This project implements the Tiny Search Enginer per CS50 specifications. The Tiny Search Engine accpets an internal url as a starting point, a max depth until which a DFS search for internal url's is performed, and an existing directory to which to write files.
Written files will contain URL, depth, and HTML information and saved with a file name represting the order
in which they were found by crawl/crawl.c
.
These files are then parsed by indexer/indexer.c
. This file creates an index storing the number of times a word appeared in a particular file, then writes the inverted index to a new file in the same directory (indexFilename at discretion of user, see indexer/README.md
).
Finally, the specified pageDirectory directory and indexFilename file are read by querier/querier.c
, which in turn accept queries from stdin provided through file or tty.

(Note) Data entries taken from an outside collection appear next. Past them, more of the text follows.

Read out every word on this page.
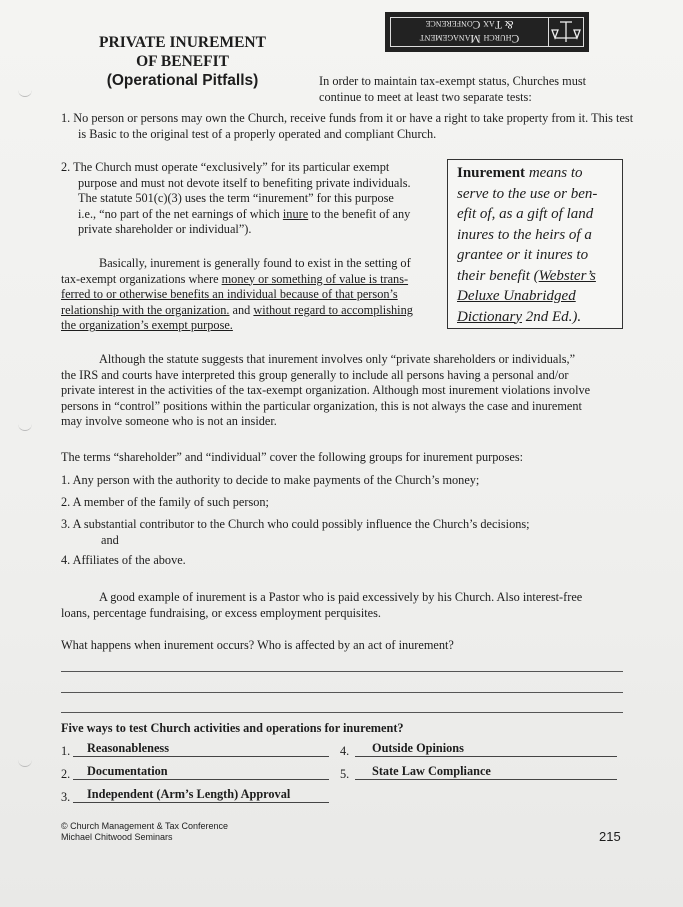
PRIVATE INUREMENT
OF BENEFIT
(Operational Pitfalls)
Church Management
& Tax Conference
In order to maintain tax-exempt status, Churches must continue to meet at least two separate tests:
1. No person or persons may own the Church, receive funds from it or have a right to take property from it. This test is Basic to the original test of a properly operated and compliant Church.
2. The Church must operate “exclusively” for its particular exempt
purpose and must not devote itself to benefiting private individuals.
The statute 501(c)(3) uses the term “inurement” for this purpose
i.e., “no part of the net earnings of which inure to the benefit of any
private shareholder or individual”).
Basically, inurement is generally found to exist in the setting of
tax-exempt organizations where money or something of value is trans-
ferred to or otherwise benefits an individual because of that person’s
relationship with the organization. and without regard to accomplishing
the organization’s exempt purpose.
Inurement means to
serve to the use or ben-
efit of, as a gift of land
inures to the heirs of a
grantee or it inures to
their benefit (Webster’s
Deluxe Unabridged
Dictionary 2nd Ed.).
Although the statute suggests that inurement involves only “private shareholders or individuals,”
the IRS and courts have interpreted this group generally to include all persons having a personal and/or
private interest in the activities of the tax-exempt organization. Although most inurement violations involve
persons in “control” positions within the particular organization, this is not always the case and inurement
may involve someone who is not an insider.
The terms “shareholder” and “individual” cover the following groups for inurement purposes:
1. Any person with the authority to decide to make payments of the Church’s money;
2. A member of the family of such person;
3. A substantial contributor to the Church who could possibly influence the Church’s decisions;
and
4. Affiliates of the above.
A good example of inurement is a Pastor who is paid excessively by his Church. Also interest-free
loans, percentage fundraising, or excess employment perquisites.
What happens when inurement occurs? Who is affected by an act of inurement?
Five ways to test Church activities and operations for inurement?
1.	Reasonableness
2.	Documentation
3.	Independent (Arm’s Length) Approval
4.	Outside Opinions
5.	State Law Compliance
© Church Management & Tax Conference
Michael Chitwood Seminars	215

The output is a cleaned query to stdout as well as a list of crawled pages from pageDirectory, ranked by score (relevance) as described in querier/IMPLEMENTATION.md
.
No assumptions beyond those that are clear from the spec.
make and clean functionality can be evoked from this TSE directory.
However, make test and make valgrind should be evoked from the /crawler
, /indexer
, /querier
directories respetively.
Crawler output from testing is in /crawler/testing.out
Indexer output from testing is in /indexer/testing.out
Querier output from testing is in /querier/testing.out